If you'd spend any time at all looking at midjourney creations, there's no way you can conclude that there's any significant amount of "ripping off" people's work. Certainly not in all or most cases.

With the right prompt you might be able to get something that looks eerily similar to an existing work, or artist style, but hardly anyone is interested in doing that, except for memes which are by definition modified and transformative. Nobody wants to AI-generate a mimic of a copyrighted work. If they wanted to do that, they'd just rip off the original work.

None of this is a new issue. The Warhol case even resolved one remaining facet. If you take an original work and apply photoshop filters to it, or do the equivalent manually or with AI, that doesn't alleviate the copyright compliance burden. The fuzzy area is how similar something has to be to fall under copyright; that'll remain subjective until the law or courts resolve it or copyright collapses entirely under its own weight, but the vast majority of AI generated content is nowhere close.


>If you'd spend any time at all looking at midjourney creations, there's no way you can conclude that there's any significant amount of "ripping off" people's work. Certainly not in all or most cases.

They were trained on work of people who didn't consent to it, the authors were not compensated, and currently are losing money (demand for their work) because of it. How is that not ripping off.

Please don't compare software to people. They're not similar legally, morally or in any other meaningful way.


Creators don't get compensated just because you wish them to be. Creators don't get compensated based on the fact that they put work into something. Creators can't demand money in license fees when something they produced is used by someone else, unless there's a contract saying so.

Copyright is not about consent to use. It's about consent to copy.

You're confusing copyright with licensing, where, for instance, I pay amazon to contractually license me an electronic copy of a book.

AI companies did not enter into and then violate contracts with anyone for the material they used to train.
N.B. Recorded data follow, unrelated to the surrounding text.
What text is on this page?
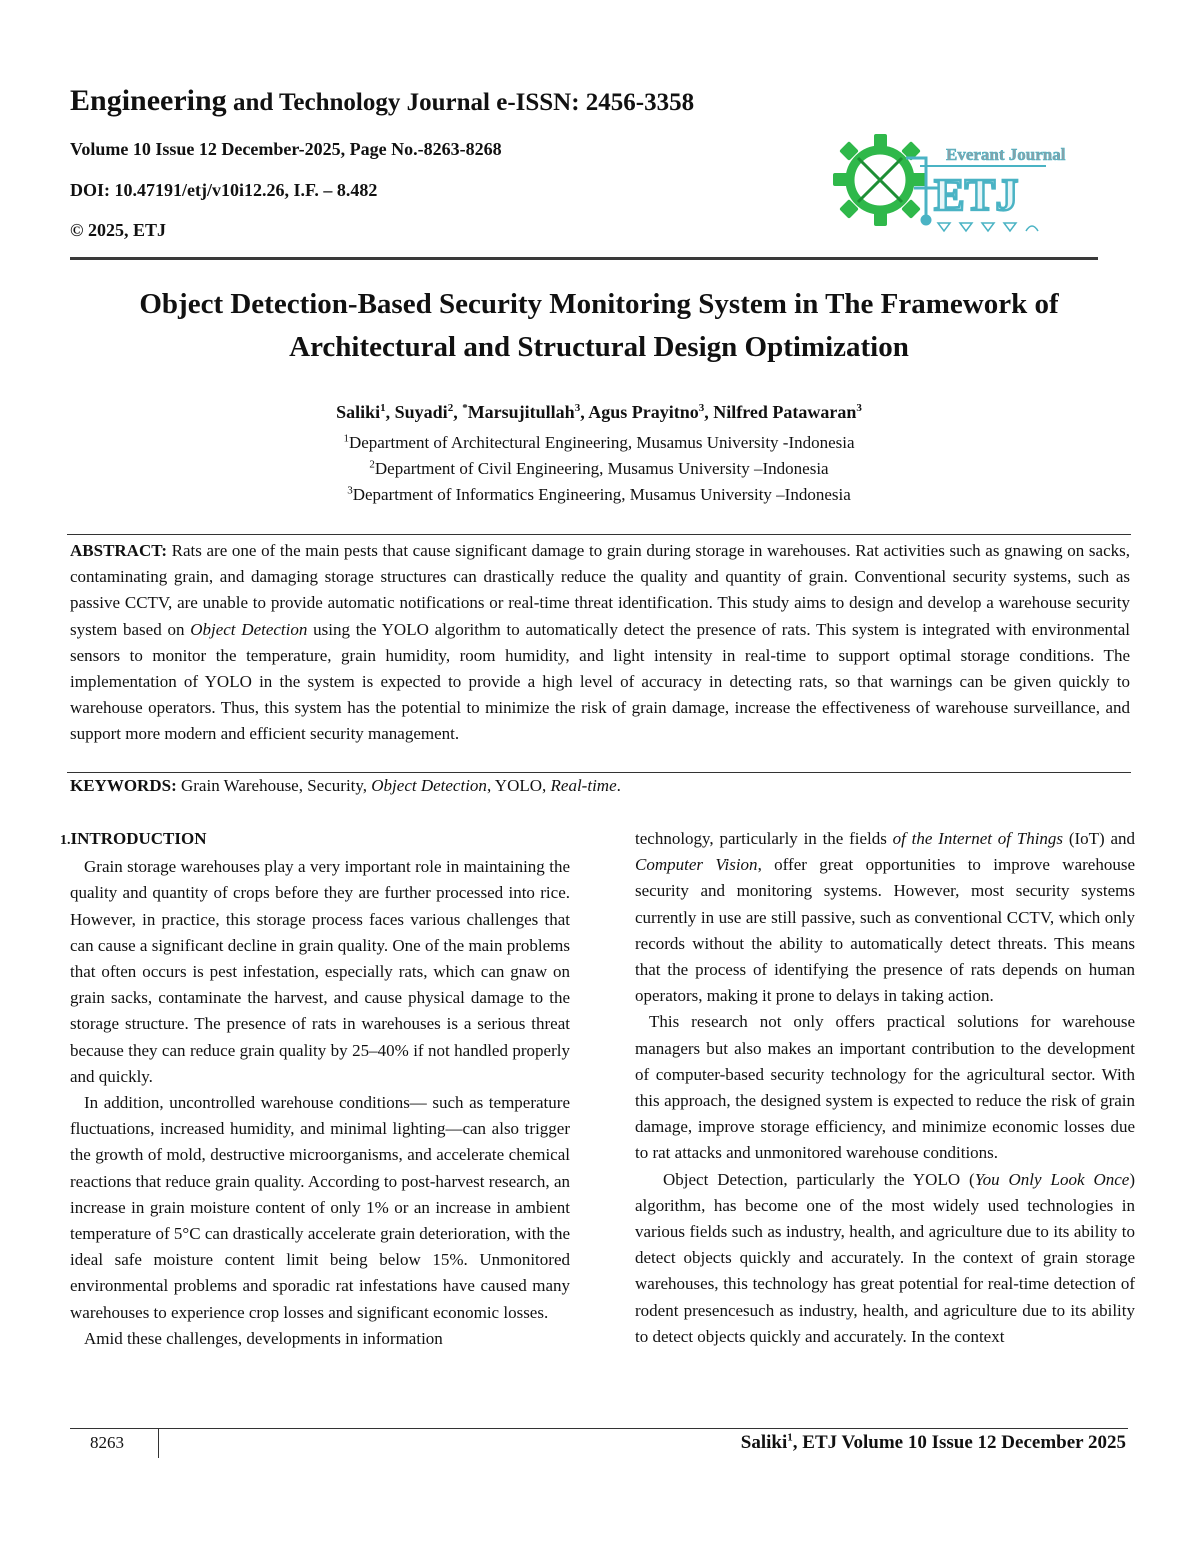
Engineering and Technology Journal e-ISSN: 2456-3358
Volume 10 Issue 12 December-2025, Page No.-8263-8268
DOI: 10.47191/etj/v10i12.26, I.F. – 8.482
© 2025, ETJ
Everant Journal
ETJ
Object Detection-Based Security Monitoring System in The Framework of
Architectural and Structural Design Optimization
Saliki$^1$, Suyadi$^2$, *Marsujitullah$^3$, Agus Prayitno$^3$, Nilfred Patawaran$^3$
$^1$Department of Architectural Engineering, Musamus University -Indonesia
$^2$Department of Civil Engineering, Musamus University –Indonesia
$^3$Department of Informatics Engineering, Musamus University –Indonesia
ABSTRACT: Rats are one of the main pests that cause significant damage to grain during storage in warehouses. Rat activities such as gnawing on sacks, contaminating grain, and damaging storage structures can drastically reduce the quality and quantity of grain. Conventional security systems, such as passive CCTV, are unable to provide automatic notifications or real-time threat identification. This study aims to design and develop a warehouse security system based on Object Detection using the YOLO algorithm to automatically detect the presence of rats. This system is integrated with environmental sensors to monitor the temperature, grain humidity, room humidity, and light intensity in real-time to support optimal storage conditions. The implementation of YOLO in the system is expected to provide a high level of accuracy in detecting rats, so that warnings can be given quickly to warehouse operators. Thus, this system has the potential to minimize the risk of grain damage, increase the effectiveness of warehouse surveillance, and support more modern and efficient security management.
KEYWORDS: Grain Warehouse, Security, Object Detection, YOLO, Real-time.
1.INTRODUCTION

Grain storage warehouses play a very important role in maintaining the quality and quantity of crops before they are further processed into rice. However, in practice, this storage process faces various challenges that can cause a significant decline in grain quality. One of the main problems that often occurs is pest infestation, especially rats, which can gnaw on grain sacks, contaminate the harvest, and cause physical damage to the storage structure. The presence of rats in warehouses is a serious threat because they can reduce grain quality by 25–40% if not handled properly and quickly.

In addition, uncontrolled warehouse conditions— such as temperature fluctuations, increased humidity, and minimal lighting—can also trigger the growth of mold, destructive microorganisms, and accelerate chemical reactions that reduce grain quality. According to post-harvest research, an increase in grain moisture content of only 1% or an increase in ambient temperature of 5°C can drastically accelerate grain deterioration, with the ideal safe moisture content limit being below 15%. Unmonitored environmental problems and sporadic rat infestations have caused many warehouses to experience crop losses and significant economic losses.

Amid these challenges, developments in information

technology, particularly in the fields of the Internet of Things (IoT) and Computer Vision, offer great opportunities to improve warehouse security and monitoring systems. However, most security systems currently in use are still passive, such as conventional CCTV, which only records without the ability to automatically detect threats. This means that the process of identifying the presence of rats depends on human operators, making it prone to delays in taking action.

This research not only offers practical solutions for warehouse managers but also makes an important contribution to the development of computer-based security technology for the agricultural sector. With this approach, the designed system is expected to reduce the risk of grain damage, improve storage efficiency, and minimize economic losses due to rat attacks and unmonitored warehouse conditions.

Object Detection, particularly the YOLO (You Only Look Once) algorithm, has become one of the most widely used technologies in various fields such as industry, health, and agriculture due to its ability to detect objects quickly and accurately. In the context of grain storage warehouses, this technology has great potential for real-time detection of rodent presencesuch as industry, health, and agriculture due to its ability to detect objects quickly and accurately. In the context

8263	Saliki$^1$, ETJ Volume 10 Issue 12 December 2025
Some of them may have run afoul of ordinary copyright law to acquire the content in the first place.[1] Even supposing they did, that act is the violation; it wouldn't subsequently be an additional violation to train an AI using those works, instead of keeping the works around on a storage array, as long as it wasn't redistributed.

The alternative to AI models currently at issue—created by OpenAI Midjourney StabilityAI Meta Alphabet et al from a corpus of partly openly available content and partly content of dubious provenance—is not some license scheme where creators get compensated equitably. The real alternative is for companies like Disney and Adobe and book publishers and record labels to band together and have their own paywalled AI models and extract rent from that forever, which would still be sufficient to saturate the market for imagined content, and would still kill demand for everyone else's work.

[1] I'm skeptical, though open-minded, about this. I'm not aware of any successful lawsuits, or any lawsuits at all, targeting defendants who only downloaded copyrighted content from pirate sources, as long as they did not upload or re-upload at all. There might have been, and probably were sometimes, threatening letters sent to people's ISPs. Threatening letters don't mean anything at all.


If I compress a Getty images photo to .jpg and put it on my website I’m still breaching copyright even though it’s gone through lossy compression and isn’t exactly the same. That’s essentially all a AI model is doing.

And copyright applies to every copy, not just when you download something to train the model. It also applies every time you make a copy with said model.


Then make it closed source and sell usage tokens. It reminds me of kids on Scratch copying programs made by other kids then put "I MADE THIS!" in the description box.

A whole chapter could be written about turning (other peoples) images into executables and assert ownership with a new kind of DRM.